Crypto Corner: a profile on SOL

We’re back with another new cryptocurrency to introduce you to! This week, we’re looking at SOL, the native token of the Solana blockchain.

What’s it all about?

SOL is an ERC-20 token that powers the Solana blockchain, a platform that supports custom smart contract creation and hosts decentralised applications (dapps). The network can process a high number of transactions and has significantly lower transaction fees compared to rival networks, such as Ethereum.

Solana uses a proof-of-stake (PoS) protocol to validate transactions, as well as a proof-of-history approach (PoH). Put simply, this is a protocol which creates a historical record that proves an event has occurred at a specific moment in time. The purpose of this is to ensure real time has passed between each transaction as it was generated, and that the recorded order is the same as it was in real time.

What can you do with SOL?

Anyone who owns SOL can use the token to help operate the Solana network. Users can stake tokens on the network, which in turn rewards them with newly-minted SOL and transaction fees based on the amount locked, the inflation rate and the number of transactions executed on the platform.

Owning SOL also gives users access to multiple projects that have been built on the Solana network.

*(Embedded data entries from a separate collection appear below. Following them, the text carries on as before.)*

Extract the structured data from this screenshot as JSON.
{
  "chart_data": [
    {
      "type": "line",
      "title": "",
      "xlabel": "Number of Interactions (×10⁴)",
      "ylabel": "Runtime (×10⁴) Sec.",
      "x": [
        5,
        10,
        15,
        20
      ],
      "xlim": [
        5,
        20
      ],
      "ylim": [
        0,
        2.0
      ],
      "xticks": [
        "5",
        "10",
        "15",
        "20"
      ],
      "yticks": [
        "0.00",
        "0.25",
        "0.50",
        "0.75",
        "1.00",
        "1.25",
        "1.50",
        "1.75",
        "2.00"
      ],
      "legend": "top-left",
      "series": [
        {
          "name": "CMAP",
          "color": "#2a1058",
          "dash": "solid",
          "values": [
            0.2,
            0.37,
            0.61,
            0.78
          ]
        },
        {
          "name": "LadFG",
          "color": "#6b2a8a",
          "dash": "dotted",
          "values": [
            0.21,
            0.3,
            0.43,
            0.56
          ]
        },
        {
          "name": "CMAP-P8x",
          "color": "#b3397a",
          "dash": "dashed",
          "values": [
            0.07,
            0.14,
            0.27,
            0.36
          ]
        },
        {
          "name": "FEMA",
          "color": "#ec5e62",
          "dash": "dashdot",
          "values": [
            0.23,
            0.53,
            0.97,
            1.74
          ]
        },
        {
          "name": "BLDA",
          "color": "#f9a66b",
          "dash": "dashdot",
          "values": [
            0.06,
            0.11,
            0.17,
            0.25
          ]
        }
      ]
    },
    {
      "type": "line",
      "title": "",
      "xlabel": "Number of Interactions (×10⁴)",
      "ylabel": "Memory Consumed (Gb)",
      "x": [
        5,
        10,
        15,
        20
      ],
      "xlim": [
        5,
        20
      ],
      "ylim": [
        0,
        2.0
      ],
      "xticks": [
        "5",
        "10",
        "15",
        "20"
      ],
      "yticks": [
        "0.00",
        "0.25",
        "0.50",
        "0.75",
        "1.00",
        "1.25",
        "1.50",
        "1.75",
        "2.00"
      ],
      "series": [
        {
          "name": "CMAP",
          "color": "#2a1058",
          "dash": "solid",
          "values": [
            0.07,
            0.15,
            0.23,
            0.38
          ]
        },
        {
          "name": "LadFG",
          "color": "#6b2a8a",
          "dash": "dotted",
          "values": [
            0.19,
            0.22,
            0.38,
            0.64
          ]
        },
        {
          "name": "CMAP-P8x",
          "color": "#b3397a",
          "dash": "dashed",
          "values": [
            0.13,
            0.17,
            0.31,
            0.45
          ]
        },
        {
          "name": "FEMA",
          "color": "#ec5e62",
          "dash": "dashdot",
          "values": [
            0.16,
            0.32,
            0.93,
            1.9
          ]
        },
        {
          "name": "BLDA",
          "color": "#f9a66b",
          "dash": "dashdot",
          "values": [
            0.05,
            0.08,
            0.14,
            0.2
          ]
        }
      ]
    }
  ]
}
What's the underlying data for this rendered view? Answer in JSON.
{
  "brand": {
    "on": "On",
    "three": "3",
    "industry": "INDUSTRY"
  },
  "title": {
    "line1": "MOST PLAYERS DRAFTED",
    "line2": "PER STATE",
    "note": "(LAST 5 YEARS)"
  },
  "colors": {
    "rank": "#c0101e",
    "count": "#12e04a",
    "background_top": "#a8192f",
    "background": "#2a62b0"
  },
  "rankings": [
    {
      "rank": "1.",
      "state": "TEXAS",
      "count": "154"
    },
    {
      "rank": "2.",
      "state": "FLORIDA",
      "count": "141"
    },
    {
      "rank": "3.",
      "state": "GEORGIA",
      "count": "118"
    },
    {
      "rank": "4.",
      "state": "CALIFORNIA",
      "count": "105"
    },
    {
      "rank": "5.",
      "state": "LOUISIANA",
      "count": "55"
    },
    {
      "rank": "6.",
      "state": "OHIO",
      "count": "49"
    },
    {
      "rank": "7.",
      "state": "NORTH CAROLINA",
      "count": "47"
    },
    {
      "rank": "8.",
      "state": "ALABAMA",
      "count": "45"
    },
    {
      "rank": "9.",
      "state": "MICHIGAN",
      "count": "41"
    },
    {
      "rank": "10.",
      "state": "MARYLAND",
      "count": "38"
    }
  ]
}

Who came up with the idea?

The idea behind Solana was first visualised in 2017 by Anatoly Yakovenko, before it was officially launched in 2020. It is currently run by the Geneva-based organisation, The Solana Foundation, while its blockchain was built in San Fransisco by Solana Labs.

Any fun facts?

Solana is one of the most popular Ethereum alternatives. So much so, that it has even been touted as an “Ethereum killer”, along with other popular blockchains, Polkadot and Cardano.